Sonntag, 18. März 2012

Sie wollen uns doch nur helfen

„Zum gegenwärtigen Zeitpunkt der Weltgeschichte muss fast jede Nation zwischen alternativen Lebensformen wählen. Nur zu oft ist diese Wahl nicht frei. Die eine Lebensform gründet sich auf den Willen der Mehrheit und ist gekennzeichnet durch freie Institutionen, repräsentative Regierungsform, freie Wahlen, Garantien für die persönliche Freiheit von politischer Unterdrückung.
Die andere Lebensform gründet sich auf den Willen einer Minderheit, den diese der Mehrheit gewaltsam aufzwingt. Sie stützt sich auf Terror und Unterdrückung, auf die Zensur von Presse und Rundfunk, auf manipulierte Wahlen und auf den Entzug der persönlichen Freiheiten.

Kommt uns das bekannt vor? Ist das nicht die Realität?

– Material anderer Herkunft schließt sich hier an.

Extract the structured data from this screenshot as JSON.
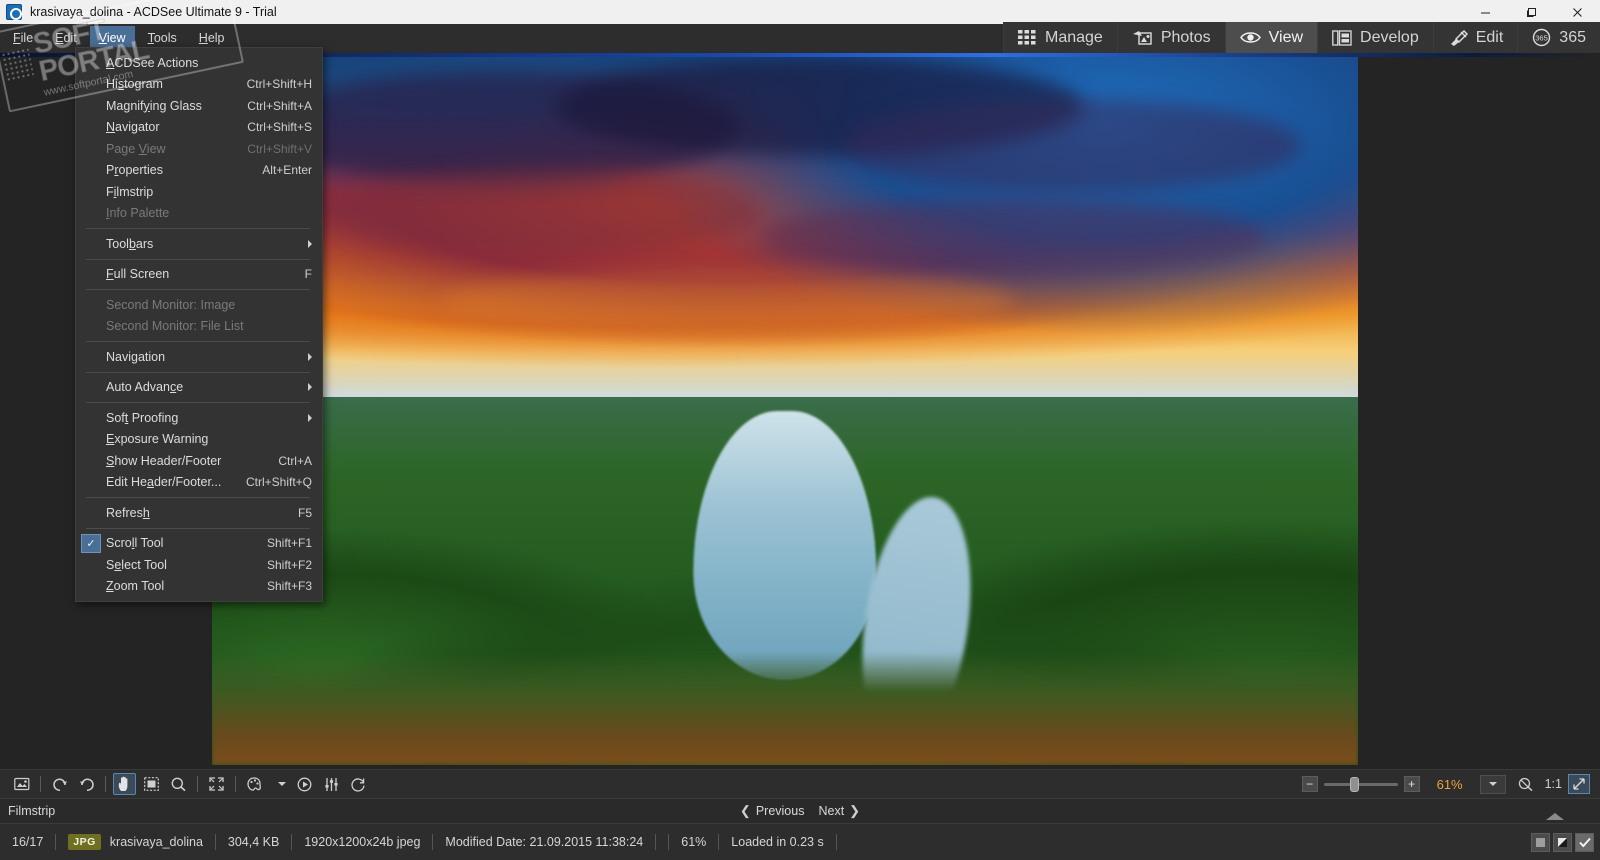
{
  "window": {
    "title": "krasivaya_dolina - ACDSee Ultimate 9 - Trial",
    "app_icon": "acdsee-logo-icon",
    "controls": {
      "minimize": "Minimize",
      "maximize": "Maximize",
      "close": "Close"
    }
  },
  "menubar": {
    "items": [
      {
        "label": "File",
        "mnemonic": "F",
        "active": false
      },
      {
        "label": "Edit",
        "mnemonic": "E",
        "active": false
      },
      {
        "label": "View",
        "mnemonic": "V",
        "active": true
      },
      {
        "label": "Tools",
        "mnemonic": "T",
        "active": false
      },
      {
        "label": "Help",
        "mnemonic": "H",
        "active": false
      }
    ]
  },
  "modes": {
    "tabs": [
      {
        "label": "Manage",
        "icon": "grid-icon",
        "active": false
      },
      {
        "label": "Photos",
        "icon": "photos-icon",
        "active": false
      },
      {
        "label": "View",
        "icon": "eye-icon",
        "active": true
      },
      {
        "label": "Develop",
        "icon": "develop-icon",
        "active": false
      },
      {
        "label": "Edit",
        "icon": "edit-brush-icon",
        "active": false
      },
      {
        "label": "365",
        "icon": "365-icon",
        "active": false
      }
    ]
  },
  "view_menu": {
    "groups": [
      {
        "items": [
          {
            "label": "ACDSee Actions",
            "mnemonic": "A",
            "accel": "",
            "disabled": false,
            "submenu": false,
            "checked": false
          },
          {
            "label": "Histogram",
            "mnemonic": "s",
            "accel": "Ctrl+Shift+H",
            "disabled": false,
            "submenu": false,
            "checked": false
          },
          {
            "label": "Magnifying Glass",
            "mnemonic": "y",
            "accel": "Ctrl+Shift+A",
            "disabled": false,
            "submenu": false,
            "checked": false
          },
          {
            "label": "Navigator",
            "mnemonic": "N",
            "accel": "Ctrl+Shift+S",
            "disabled": false,
            "submenu": false,
            "checked": false
          },
          {
            "label": "Page View",
            "mnemonic": "V",
            "accel": "Ctrl+Shift+V",
            "disabled": true,
            "submenu": false,
            "checked": false
          },
          {
            "label": "Properties",
            "mnemonic": "r",
            "accel": "Alt+Enter",
            "disabled": false,
            "submenu": false,
            "checked": false
          },
          {
            "label": "Filmstrip",
            "mnemonic": "i",
            "accel": "",
            "disabled": false,
            "submenu": false,
            "checked": false
          },
          {
            "label": "Info Palette",
            "mnemonic": "I",
            "accel": "",
            "disabled": true,
            "submenu": false,
            "checked": false
          }
        ]
      },
      {
        "items": [
          {
            "label": "Toolbars",
            "mnemonic": "b",
            "accel": "",
            "disabled": false,
            "submenu": true,
            "checked": false
          }
        ]
      },
      {
        "items": [
          {
            "label": "Full Screen",
            "mnemonic": "F",
            "accel": "F",
            "disabled": false,
            "submenu": false,
            "checked": false
          }
        ]
      },
      {
        "items": [
          {
            "label": "Second Monitor: Image",
            "mnemonic": "",
            "accel": "",
            "disabled": true,
            "submenu": false,
            "checked": false
          },
          {
            "label": "Second Monitor: File List",
            "mnemonic": "",
            "accel": "",
            "disabled": true,
            "submenu": false,
            "checked": false
          }
        ]
      },
      {
        "items": [
          {
            "label": "Navigation",
            "mnemonic": "g",
            "accel": "",
            "disabled": false,
            "submenu": true,
            "checked": false
          }
        ]
      },
      {
        "items": [
          {
            "label": "Auto Advance",
            "mnemonic": "c",
            "accel": "",
            "disabled": false,
            "submenu": true,
            "checked": false
          }
        ]
      },
      {
        "items": [
          {
            "label": "Soft Proofing",
            "mnemonic": "t",
            "accel": "",
            "disabled": false,
            "submenu": true,
            "checked": false
          },
          {
            "label": "Exposure Warning",
            "mnemonic": "E",
            "accel": "",
            "disabled": false,
            "submenu": false,
            "checked": false
          },
          {
            "label": "Show Header/Footer",
            "mnemonic": "S",
            "accel": "Ctrl+A",
            "disabled": false,
            "submenu": false,
            "checked": false
          },
          {
            "label": "Edit Header/Footer...",
            "mnemonic": "a",
            "accel": "Ctrl+Shift+Q",
            "disabled": false,
            "submenu": false,
            "checked": false
          }
        ]
      },
      {
        "items": [
          {
            "label": "Refresh",
            "mnemonic": "h",
            "accel": "F5",
            "disabled": false,
            "submenu": false,
            "checked": false
          }
        ]
      },
      {
        "items": [
          {
            "label": "Scroll Tool",
            "mnemonic": "l",
            "accel": "Shift+F1",
            "disabled": false,
            "submenu": false,
            "checked": true
          },
          {
            "label": "Select Tool",
            "mnemonic": "e",
            "accel": "Shift+F2",
            "disabled": false,
            "submenu": false,
            "checked": false
          },
          {
            "label": "Zoom Tool",
            "mnemonic": "Z",
            "accel": "Shift+F3",
            "disabled": false,
            "submenu": false,
            "checked": false
          }
        ]
      }
    ]
  },
  "watermark": {
    "title": "SOFT PORTAL",
    "line1": "SOFT",
    "line2": "PORTAL",
    "url": "www.softportal.com"
  },
  "toolbar": {
    "buttons": [
      {
        "icon": "save-image-icon",
        "name": "save-button",
        "selected": false,
        "disabled": false
      },
      {
        "icon": "rotate-left-icon",
        "name": "rotate-left-button",
        "selected": false,
        "disabled": false
      },
      {
        "icon": "rotate-right-icon",
        "name": "rotate-right-button",
        "selected": false,
        "disabled": false
      },
      {
        "icon": "hand-scroll-icon",
        "name": "scroll-tool-button",
        "selected": true,
        "disabled": false
      },
      {
        "icon": "select-marquee-icon",
        "name": "select-tool-button",
        "selected": false,
        "disabled": false
      },
      {
        "icon": "zoom-tool-icon",
        "name": "zoom-tool-button",
        "selected": false,
        "disabled": false
      },
      {
        "icon": "fullscreen-icon",
        "name": "full-screen-button",
        "selected": false,
        "disabled": false
      },
      {
        "icon": "palette-icon",
        "name": "color-palette-button",
        "selected": false,
        "disabled": false
      },
      {
        "icon": "play-slideshow-icon",
        "name": "slideshow-button",
        "selected": false,
        "disabled": false
      },
      {
        "icon": "adjust-sliders-icon",
        "name": "adjust-button",
        "selected": false,
        "disabled": false
      },
      {
        "icon": "clock-rotate-icon",
        "name": "history-button",
        "selected": false,
        "disabled": false
      }
    ],
    "zoom": {
      "minus": "−",
      "plus": "+",
      "value": "61%",
      "dropdown": "chevron-down-icon",
      "reset_icon": "zoom-reset-icon",
      "ratio_label": "1:1",
      "fit_icon": "fit-to-window-icon"
    }
  },
  "filmstrip": {
    "label": "Filmstrip",
    "previous": "Previous",
    "next": "Next"
  },
  "status": {
    "counter": "16/17",
    "format_badge": "JPG",
    "filename": "krasivaya_dolina",
    "filesize": "304,4 KB",
    "dimensions": "1920x1200x24b jpeg",
    "modified": "Modified Date: 21.09.2015 11:38:24",
    "zoom": "61%",
    "loaded": "Loaded in 0.23 s",
    "view_modes": [
      {
        "name": "view-mode-normal",
        "icon": "square-icon",
        "active": false
      },
      {
        "name": "view-mode-split",
        "icon": "split-icon",
        "active": false
      },
      {
        "name": "view-mode-check",
        "icon": "check-icon",
        "active": true
      }
    ]
  },
  "colors": {
    "accent_blue": "#2f6fe0",
    "menu_bg": "#333333",
    "chrome_bg": "#2d2d2d",
    "zoom_text": "#e8a53a",
    "selection": "#4a6f96"
  }
}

Es ist der Anfang der sog. „Truman-Doktrin“ und die stammt aus der Rede von US-Präsident Harry S. Truman am 12. März 1947 vor beiden Häusern des Kongresses. Nachlesen kann man das bei Wikipedia. Konnte Truman Hellsehen oder haben sich die Verantwortlichen strikt an seine Doktrin gehalten und alles dafür getan, dass der Mann recht behielt?

…und so geht es weiter:
Ich glaube, es muss die Politik der Vereinigten Staaten sein, freien Völkern beizustehen, die sich der angestrebten Unterwerfung durch bewaffnete Minderheiten oder durch äußeren Druck widersetzen. Ich glaube, wir müssen allen freien Völkern helfen, damit sie die Geschichte auf ihre Weise selbst bestimmen können. Unter einem solchen Beistand verstehe ich vor allem wirtschaftliche und finanzielle Hilfe, die Grundlage für wirtschaftliche Stabilität und geordnete politische Verhältnisse bildet. Die Welt ist nicht statisch und der status quo ist nicht heilig. Aber wir können keine Veränderungen des status quo erlauben, die durch Zwangsmethoden oder Tricks wie der politischen Infiltration unter Verletzung der Charta der Vereinten Nationen erfolgen. Wenn sie freien und unabhängigen Nationen helfen, ihre Freiheit zu bewahren, verwirklichen die Vereinigten Staaten die Prinzipien der Vereinten Nationen.“

Da haben wir es, Amerika will der ganzen Welt helfen. Ein Land, das genauso oder sogar noch mehr pleite ist wie Griechenland, opfert sich für die ganze Welt. Wenn das mal nicht lobenswert ist! Achse des Bösen, Kriege für Öl, Besetzung ganzer Länder wegen Rohstoffen, alles nur Ablenkung. Sie wollen uns und der ganzen Welt helfen!

weiter bei Wikipedia:
„Auch das US-amerikanische Engagement im Koreakrieg und der Marshallplan wurden mit den Argumenten der Truman-Doktrin begründet. Durch die Truman-Doktrin wurde der außenpolitische Aspekt der Monroe-Doktrin endgültig abgelöst. Sie bildet auch die Rechtfertigung für die Intervention der USA in innere Konflikte anderer Nationen, etwa im Griechischen Bürgerkrieg, Koreakrieg oder in Vietnam. Die „Eindämmung“ des kommunistischen Machtbereichs zugunsten der „Freien Welt“ seitens der USA billigt diesen faktisch die Rolle einer globalen Ordnungsmacht zu - im Gegensatz zur in der Zwischenkriegszeit herrschenden Politik des Isolationismus.
Dieser Anspruch der USA als globale Ordnungsmacht spielt auch nach dem Ende des Kalten Krieges im „Krieg gegen den Terror“ noch eine große Rolle.“

Leider ist es so, dass Helfer und Geholfene eine sehr unterschiedliche Ansicht von Hilfeleistung haben.
Der größte Teil der Welt benötigt zwar Hilfe in Form von Lebensmitteln und sauberem Trinkwasser, die USA gewähren das bei totaler Unterwerfung und Ausbeutung, verstehen darunter ihre Art von Demokratie.
Sie tun und reden so als wollen sie uns helfen, machen sich die Erde dabei aber Untertan und suchen nur ihren eigenen Vorteil ohne Rücksicht auf uns.
Was sie Globalisierung nennen ist in Wirklichkeit die Ausbeutung Vieler zum Nutzen Weniger.
Es ist eine Umverteilung von Macht und Geld von unten nach ganz oben mit Unterstützung der "sebsternannten Elite", die sich zwar dazuzählen aber niemals dazugehören werden.